3. – La suddetta ordinanza veniva impugnata dinanzi al Tribunale amministrativo regionale per il Veneto dalle due destinatarie del provvedimento che ne chiedevano l’annullamento in quanto illegittima perché affetta da violazione di legge, in particolare per violazione dell’art. 6 del Regolamento edilizio comunale e delle disposizioni del d.lgs. 22 gennaio 2004, n. 42 nonché per eccesso di potere per travisamento dei fatti ed ingiustizia manifesta.
Il TAR per il Veneto, con la sentenza 15 febbraio 2018 n. 179, dichiarava inammissibile il ricorso perché non era stato notificato ai signori Ve. in qualità di controinteressati.
4. – Nei confronti della suindicata sentenza propongono appello le signore Br. e Do. sostenendo la erroneità della decisione di dichiarare inammissibile il ricorso di primo grado, in quanto nei confronti di provvedimenti sanzionatori in materia edilizia non sono rinvenibili figure di controinteressati.

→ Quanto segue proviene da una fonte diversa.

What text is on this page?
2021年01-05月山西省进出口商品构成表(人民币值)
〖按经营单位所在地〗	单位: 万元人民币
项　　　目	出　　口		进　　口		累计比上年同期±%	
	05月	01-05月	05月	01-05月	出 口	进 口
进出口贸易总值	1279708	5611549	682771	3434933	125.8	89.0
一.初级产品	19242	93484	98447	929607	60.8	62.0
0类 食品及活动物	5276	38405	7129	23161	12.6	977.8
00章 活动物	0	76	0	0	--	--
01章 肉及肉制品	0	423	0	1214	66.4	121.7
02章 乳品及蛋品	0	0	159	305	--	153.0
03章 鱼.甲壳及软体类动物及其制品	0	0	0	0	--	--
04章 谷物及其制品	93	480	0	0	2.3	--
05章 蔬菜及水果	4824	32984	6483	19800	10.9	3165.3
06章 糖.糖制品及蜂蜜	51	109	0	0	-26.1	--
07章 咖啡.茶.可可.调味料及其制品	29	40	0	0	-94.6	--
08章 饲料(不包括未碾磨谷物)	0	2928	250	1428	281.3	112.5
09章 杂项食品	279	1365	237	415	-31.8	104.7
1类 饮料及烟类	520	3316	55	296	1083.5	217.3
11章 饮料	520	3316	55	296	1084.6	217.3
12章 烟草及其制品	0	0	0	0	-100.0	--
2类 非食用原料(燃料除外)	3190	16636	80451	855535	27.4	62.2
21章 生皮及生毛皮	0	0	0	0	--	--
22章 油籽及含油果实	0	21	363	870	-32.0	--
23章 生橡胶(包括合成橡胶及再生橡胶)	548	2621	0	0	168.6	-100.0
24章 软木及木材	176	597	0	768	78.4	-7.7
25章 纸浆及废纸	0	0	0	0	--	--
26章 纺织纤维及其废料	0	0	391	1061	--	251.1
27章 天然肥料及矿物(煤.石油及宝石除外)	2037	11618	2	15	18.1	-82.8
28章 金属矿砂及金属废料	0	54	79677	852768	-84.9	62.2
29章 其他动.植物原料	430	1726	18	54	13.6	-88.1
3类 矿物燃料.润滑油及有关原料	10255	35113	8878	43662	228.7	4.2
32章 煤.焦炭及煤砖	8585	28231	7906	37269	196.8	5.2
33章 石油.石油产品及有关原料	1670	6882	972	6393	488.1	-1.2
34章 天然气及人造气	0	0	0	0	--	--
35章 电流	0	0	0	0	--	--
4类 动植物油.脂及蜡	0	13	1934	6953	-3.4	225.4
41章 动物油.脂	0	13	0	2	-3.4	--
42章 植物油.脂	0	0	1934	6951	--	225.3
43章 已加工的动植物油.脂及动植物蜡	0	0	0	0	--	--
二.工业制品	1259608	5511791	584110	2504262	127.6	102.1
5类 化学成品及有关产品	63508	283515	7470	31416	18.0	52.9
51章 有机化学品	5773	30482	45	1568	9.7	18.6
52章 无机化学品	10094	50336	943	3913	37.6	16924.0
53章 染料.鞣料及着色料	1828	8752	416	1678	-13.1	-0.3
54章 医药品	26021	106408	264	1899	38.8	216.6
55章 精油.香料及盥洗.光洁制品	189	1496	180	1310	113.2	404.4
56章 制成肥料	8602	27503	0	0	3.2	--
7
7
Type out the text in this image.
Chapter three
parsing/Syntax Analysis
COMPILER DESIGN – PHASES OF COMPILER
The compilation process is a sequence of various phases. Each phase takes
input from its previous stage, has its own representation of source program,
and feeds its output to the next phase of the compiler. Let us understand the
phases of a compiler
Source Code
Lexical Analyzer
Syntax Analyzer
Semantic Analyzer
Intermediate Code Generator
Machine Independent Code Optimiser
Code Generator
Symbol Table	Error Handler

Nel merito ripropongono i motivi di impugnazione già dedotti in primo grado ma non scrutinati dal primo giudice avendo quest’ultimo deciso la controversia in ragione della suindicata questione pregiudiziale.
Nella sostanza le appellanti affermano che:
– in primo luogo il comune ha adottato l’ordinanza di ripristino senza avere previamente effettuato una puntuale verifica di quale fosse lo stato originario del terreno con riferimento alla sua pendenza naturale, all’esito della quale sarebbe emerso che l’intervento contestato alle odierne appellanti era consistito in un mero ripristino e non in una modifica dell’area in questione;
– inoltre detto ripristino era stato effettuato nell’ambito di quanto consentito dall’atto autorizzatorio rilasciato del 28 maggio 2015, atteso che lo scavo, che si asserisce aver costituito un intervento non autorizzato, è consistito nell’operazione di livellamento del terreno come autorizzata dalla Regione Veneto che, peraltro, aveva permesso di intervenire raggiungendo una profondità di 50 cm., con ripristino del manto erboso originario anche ai fini della pratica agricola di pascolo cui è destinato il terreno. L’opera di livellamento, proseguono le appellanti, è stata effettuata attraverso una modesta movimentazione di terreno senza realizzazione di opere edili e senza modificazione delle quote di livello che venivano ripristinate e non modificate, di conseguenza – anche per effetto dell’art. 6 del Regolamento edilizio del Comune di (omissis) – non era necessario alcun titolo autorizzatorio specifico, neppure sotto il profilo paesaggistico, dal momento che l’art. 149, comma 1, lett. b), d.lgs. 42/2004 esclude che sia necessaria una autorizzazione paesistica nell’ipotesi di interventi destinati all’attività agricola-pastorale che non siano accompagnati dalla realizzazione di opere edilizie e che non alterino l’assetto idrogeologico del territorio;
– infine veniva contestato che il comune si fosse preoccupato di sanzionare le operazioni di ripristino sopra descritte, ma non aveva affatto tenuto conto delle opere realizzate dai vicini con innalzamento del terreno mediante deposito di ghiaia.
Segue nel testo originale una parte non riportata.